Struggling telecom equipment maker Alcatel-Lucent is launching a restructuring that’s expected to include paring down its workforce as it reduces spending on legacy technologies and other areas of its business.
The company’s restructuring, named “The Shift Plan,” aims to cut €1 billion in operating costs and generate more than that in revenue through the sale of assets between now and 2015. The company expects most of its cost cutting to affect its sales, general and administrative expenses and research and development work on older technologies. Last year, the company generated revenues of €14.4 billion. At the end of 2012, the company employed approximately 72,000 people worldwide, of which 15,000 were in North America.
Where the Axe May Fall
While the company was quiet on which specific areas are likely to see layoffs, it did note key changes will include:
Refocusing of the Group’s R&D spending on IP Networking and Ultra-Broadband Access with an increased emphasis on co-development with major customers and partners, while at the same time significantly reducing spend on legacy technologies.
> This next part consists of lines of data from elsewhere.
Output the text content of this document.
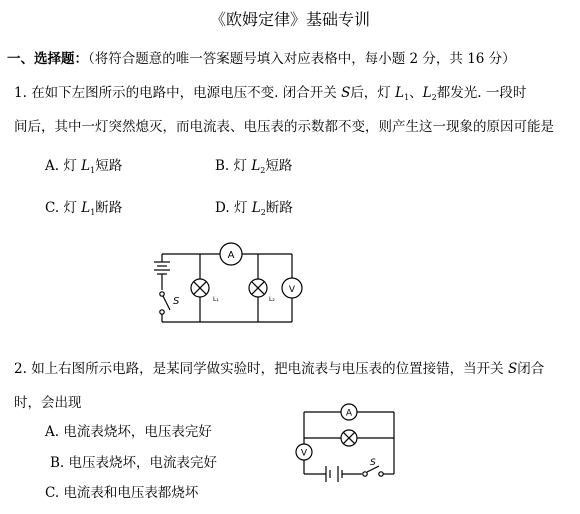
《欧姆定律》基础专训
一、选择题：（将符合题意的唯一答案题号填入对应表格中，每小题 2 分，共 16 分）
1. 在如下左图所示的电路中，电源电压不变. 闭合开关 S后，灯 $L_1$、$L_2$都发光. 一段时
间后，其中一灯突然熄灭，而电流表、电压表的示数都不变，则产生这一现象的原因可能是
A. 灯 $L_1$短路	B. 灯 $L_2$短路
C. 灯 $L_1$断路	D. 灯 $L_2$断路
A
L₁	L₂
V
S
2. 如上右图所示电路，是某同学做实验时，把电流表与电压表的位置接错，当开关 S闭合
时，会出现
A. 电流表烧坏，电压表完好
B. 电压表烧坏，电流表完好
C. 电流表和电压表都烧坏
A
V
S
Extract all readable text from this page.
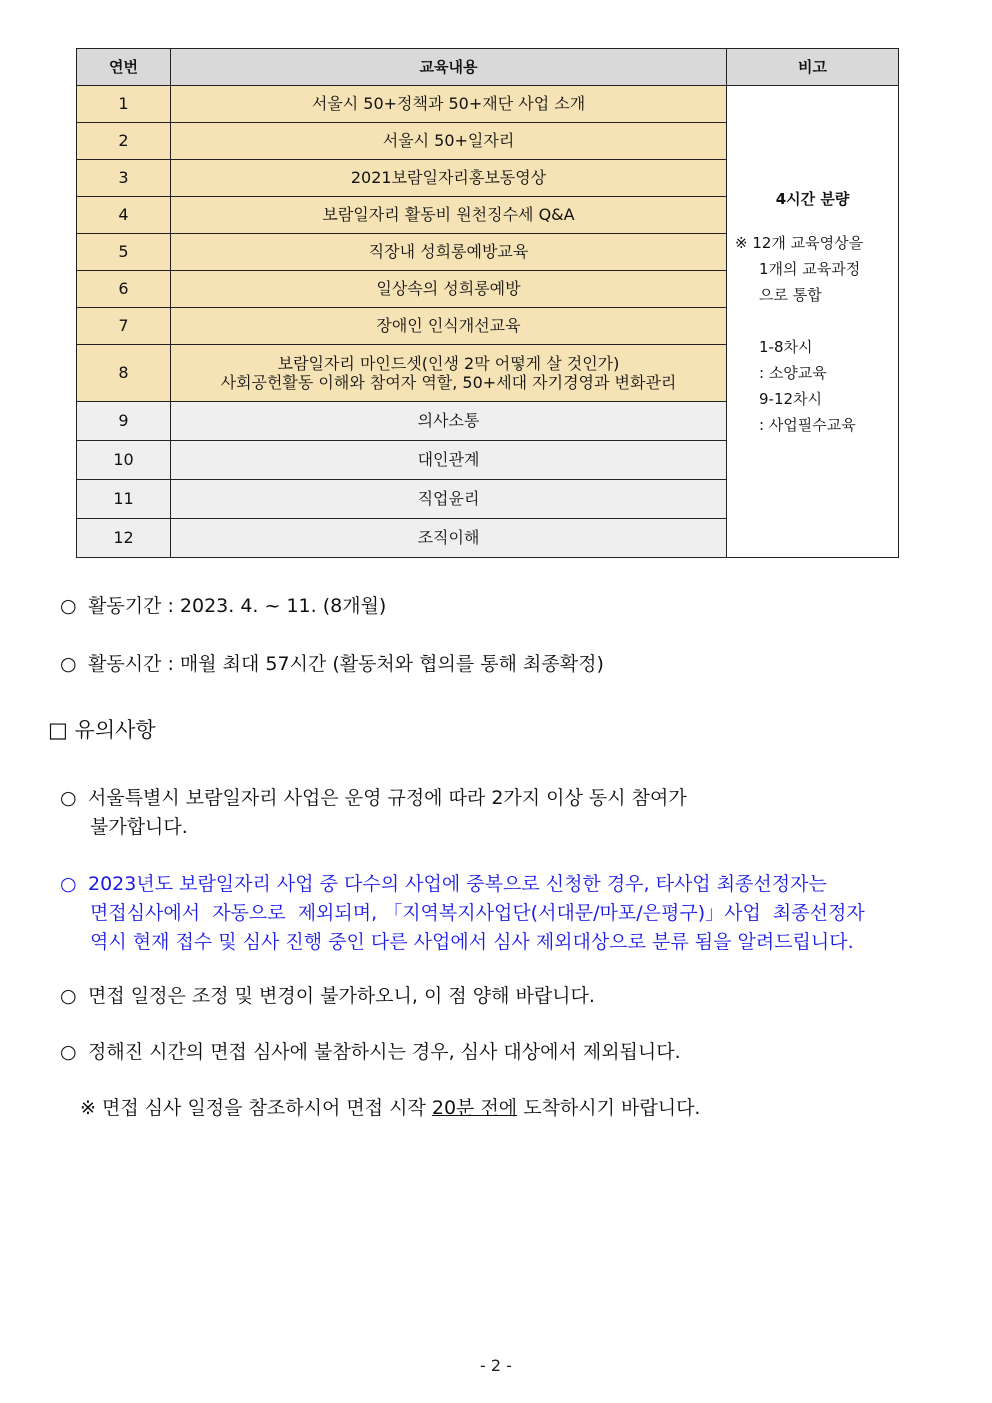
연번	교육내용	비고
1	서울시 50+정책과 50+재단 사업 소개	
4시간 분량
※ 12개 교육영상을
1개의 교육과정
으로 통합
1-8차시
: 소양교육
9-12차시
: 사업필수교육

2	서울시 50+일자리	
3	2021보람일자리홍보동영상	
4	보람일자리 활동비 원천징수세 Q&A	
5	직장내 성희롱예방교육	
6	일상속의 성희롱예방	
7	장애인 인식개선교육	
8	보람일자리 마인드셋(인생 2막 어떻게 살 것인가)
사회공헌활동 이해와 참여자 역할, 50+세대 자기경영과 변화관리	

9	의사소통	
10	대인관계	
11	직업윤리	
12	조직이해	
○ 활동기간 : 2023. 4. ~ 11. (8개월)
○ 활동시간 : 매월 최대 57시간 (활동처와 협의를 통해 최종확정)
□ 유의사항
○ 서울특별시 보람일자리 사업은 운영 규정에 따라 2가지 이상 동시 참여가
불가합니다.
○ 2023년도 보람일자리 사업 중 다수의 사업에 중복으로 신청한 경우, 타사업 최종선정자는
면접심사에서  자동으로  제외되며, 「지역복지사업단(서대문/마포/은평구)」사업  최종선정자
역시 현재 접수 및 심사 진행 중인 다른 사업에서 심사 제외대상으로 분류 됨을 알려드립니다.
○ 면접 일정은 조정 및 변경이 불가하오니, 이 점 양해 바랍니다.
○ 정해진 시간의 면접 심사에 불참하시는 경우, 심사 대상에서 제외됩니다.
※ 면접 심사 일정을 참조하시어 면접 시작 20분 전에 도착하시기 바랍니다.
- 2 -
Alcatel-Lucent is moving away from investments in technologies like its SDH/Sonet optical networks, legacy ATM switching, 2G wireless networks and ADSL copper access, according to the company’s annual report. And although these require minimal R&D investments to support the installed base of customers, their allocations are likely to further shrink under the restructuring. IT professionals working in those areas are likely to feel the layoff bite.
Businesses Up For Sale
Alcatel-Lucent won’t say which businesses it plans to sell. However, based on the lagging performance of the terrestrial and submarine business – which handles intercontinental telecommunications trunk lines -- in its Optics division, analysts believe it’s likely on the chopping block.
Between 2011 and 2012, the unit posted a 20.3 percent decline in revenue. “Although the company has not singled out specific divisions, we continue to believe that its Submarine optics & Enterprise business remain for sale with managed services and backhaul potentially additional disposal candidates,” Kai Korschelt, a Deutsche Bank analyst, said in a research note Wednesday.
Employees in the company’s IP networking, cloud technologies and Ultra-Broadband Access areas are likely to feel secure, given the company’s refocus on those growth areas. In a statement, CEO Michel Combes said the restructuring was an action “to position Alcatel-Lucent at the heart of the digital ecosystem, a place from which we will be able properly to capitalize on our many strengths.”